Krafft-Ebing classe ces malades, y compris les fanatiques, dans la catégorie des « dégénérés », des esprits faibles, incapables de s’approprier l’élément moral de la religion. Il a observé chez eux des symptômes morbides au moment de la puberté, et, par la suite, divers désordres physiques et psychiques, un attachement exagéré à quelque forme extérieure du culte ou à quelque précepte absurde, et surtout une perversion plus ou moins grave des sentiments sociaux. Ces caractères se retrouvent en effet dans le fanatisme et dans les différentes maladies religieuses. Mais quelque exacte que soit la description, l’interprétation ne varie guère : la dégénérescence, la dépression, l’exaltation, l’éducation (au sens large) lui semblent expliquer suffisamment la forme religieuse de la folie.

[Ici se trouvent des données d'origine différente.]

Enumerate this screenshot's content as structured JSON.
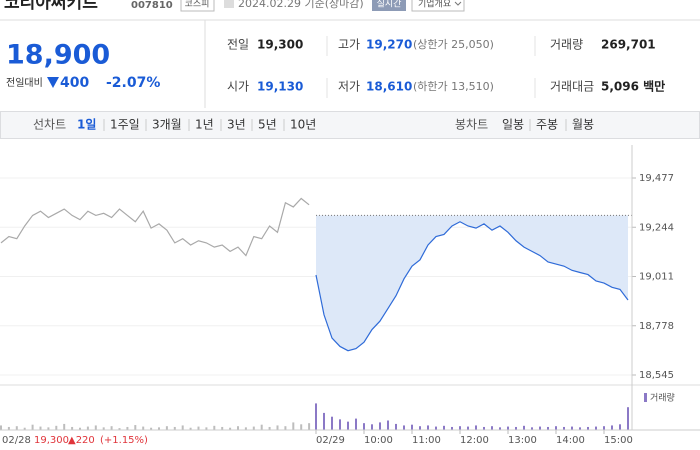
{
  "header": {
    "name": "코리아써키트",
    "code": "007810",
    "market": "코스피",
    "date": "2024.02.29 기준(장마감)",
    "realtime": "실시간",
    "company": "기업개요"
  },
  "price": {
    "current": "18,900",
    "change_label": "전일대비",
    "change": "400",
    "change_pct": "-2.07%"
  },
  "stats": {
    "rows": [
      [
        {
          "label": "전일",
          "value": "19,300"
        },
        {
          "label": "고가",
          "value": "19,270",
          "note": "(상한가 25,050)"
        },
        {
          "label": "거래량",
          "value": "269,701"
        }
      ],
      [
        {
          "label": "시가",
          "value": "19,130"
        },
        {
          "label": "저가",
          "value": "18,610",
          "note": "(하한가 13,510)"
        },
        {
          "label": "거래대금",
          "value": "5,096 백만"
        }
      ]
    ]
  },
  "tabs": {
    "line_label": "선차트",
    "line": [
      "1일",
      "1주일",
      "3개월",
      "1년",
      "3년",
      "5년",
      "10년"
    ],
    "candle_label": "봉차트",
    "candle": [
      "일봉",
      "주봉",
      "월봉"
    ]
  },
  "footer": {
    "date": "02/28",
    "close": "19,300",
    "change": "▲220",
    "pct": "(+1.15%)"
  },
  "chart_data": {
    "type": "line",
    "categories": [
      null,
      null,
      null,
      null,
      null,
      null,
      null,
      null,
      null,
      null,
      null,
      null,
      null,
      null,
      null,
      null,
      null,
      null,
      null,
      null,
      null,
      null,
      null,
      null,
      null,
      null,
      null,
      null,
      null,
      null,
      null,
      null,
      null,
      null,
      null,
      null,
      null,
      null,
      null,
      null,
      "02/29",
      null,
      null,
      null,
      null,
      null,
      "10:00",
      null,
      null,
      null,
      null,
      null,
      "11:00",
      null,
      null,
      null,
      null,
      null,
      "12:00",
      null,
      null,
      null,
      null,
      null,
      "13:00",
      null,
      null,
      null,
      null,
      null,
      "14:00",
      null,
      null,
      null,
      null,
      null,
      "15:00",
      null,
      null,
      null
    ],
    "series": [
      {
        "color": "#a9a9a9",
        "values": [
          19170,
          19200,
          19190,
          19250,
          19300,
          19320,
          19290,
          19310,
          19330,
          19300,
          19280,
          19320,
          19300,
          19310,
          19290,
          19330,
          19300,
          19270,
          19320,
          19240,
          19260,
          19230,
          19170,
          19190,
          19160,
          19180,
          19170,
          19150,
          19160,
          19130,
          19150,
          19110,
          19200,
          19190,
          19250,
          19220,
          19360,
          19340,
          19380,
          19350,
          null,
          null,
          null,
          null,
          null,
          null,
          null,
          null,
          null,
          null,
          null,
          null,
          null,
          null,
          null,
          null,
          null,
          null,
          null,
          null,
          null,
          null,
          null,
          null,
          null,
          null,
          null,
          null,
          null,
          null,
          null,
          null,
          null,
          null,
          null,
          null,
          null,
          null,
          null,
          null
        ]
      },
      {
        "color": "#2f6bd8",
        "fill": "#dde8f8",
        "values": [
          null,
          null,
          null,
          null,
          null,
          null,
          null,
          null,
          null,
          null,
          null,
          null,
          null,
          null,
          null,
          null,
          null,
          null,
          null,
          null,
          null,
          null,
          null,
          null,
          null,
          null,
          null,
          null,
          null,
          null,
          null,
          null,
          null,
          null,
          null,
          null,
          null,
          null,
          null,
          null,
          19018,
          18830,
          18720,
          18680,
          18660,
          18670,
          18700,
          18760,
          18800,
          18860,
          18920,
          19000,
          19060,
          19090,
          19160,
          19200,
          19210,
          19250,
          19270,
          19250,
          19240,
          19260,
          19230,
          19250,
          19220,
          19180,
          19150,
          19130,
          19110,
          19080,
          19070,
          19060,
          19040,
          19030,
          19020,
          18990,
          18980,
          18960,
          18950,
          18900
        ]
      }
    ],
    "ref_line": 19300,
    "ylim": [
      18545,
      19477
    ],
    "yticks": [
      {
        "value": 18545,
        "label": "18,545"
      },
      {
        "value": 18778,
        "label": "18,778"
      },
      {
        "value": 19011,
        "label": "19,011"
      },
      {
        "value": 19244,
        "label": "19,244"
      },
      {
        "value": 19477,
        "label": "19,477"
      }
    ],
    "volume": {
      "name": "거래량",
      "color": "#8b79c6",
      "prev_color": "#bdbdbd",
      "vlim": [
        0,
        100
      ],
      "values": [
        12,
        8,
        10,
        6,
        14,
        9,
        7,
        11,
        16,
        8,
        6,
        9,
        12,
        7,
        10,
        5,
        8,
        13,
        9,
        6,
        7,
        10,
        8,
        12,
        6,
        9,
        7,
        11,
        8,
        6,
        10,
        7,
        9,
        14,
        8,
        12,
        10,
        20,
        15,
        18,
        70,
        45,
        35,
        28,
        22,
        30,
        18,
        15,
        20,
        25,
        16,
        12,
        14,
        10,
        12,
        9,
        11,
        8,
        10,
        9,
        12,
        8,
        10,
        7,
        9,
        8,
        11,
        7,
        9,
        8,
        10,
        8,
        9,
        7,
        8,
        9,
        10,
        12,
        15,
        60
      ]
    }
  }
}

Reprendre la question pour l’envisager à un point de vue plus strictement psychologique, en tenant compte de certains cas moins « avancés » que ceux dont se sont occupés les aliénistes, mais peut-être plus significatifs, tel sera, semble-t-il, le meilleur moyen de l’élucider davantage.


I

La « vie active » et l’adaptation.

Les moralistes religieux, qui opposent couramment la vie active à la vie contemplative, n’ont pas suffisamment observé les hommes pour découvrir les raisons profondes de leur prédilection marquée pour l’un ou l’autre de ces genres de vie. Préoccupés surtout de ce

  1. G.-L. Duprat, Les causes sociales de la folie, et V. Magnan, Leçons cliniques sur les maladies mentales.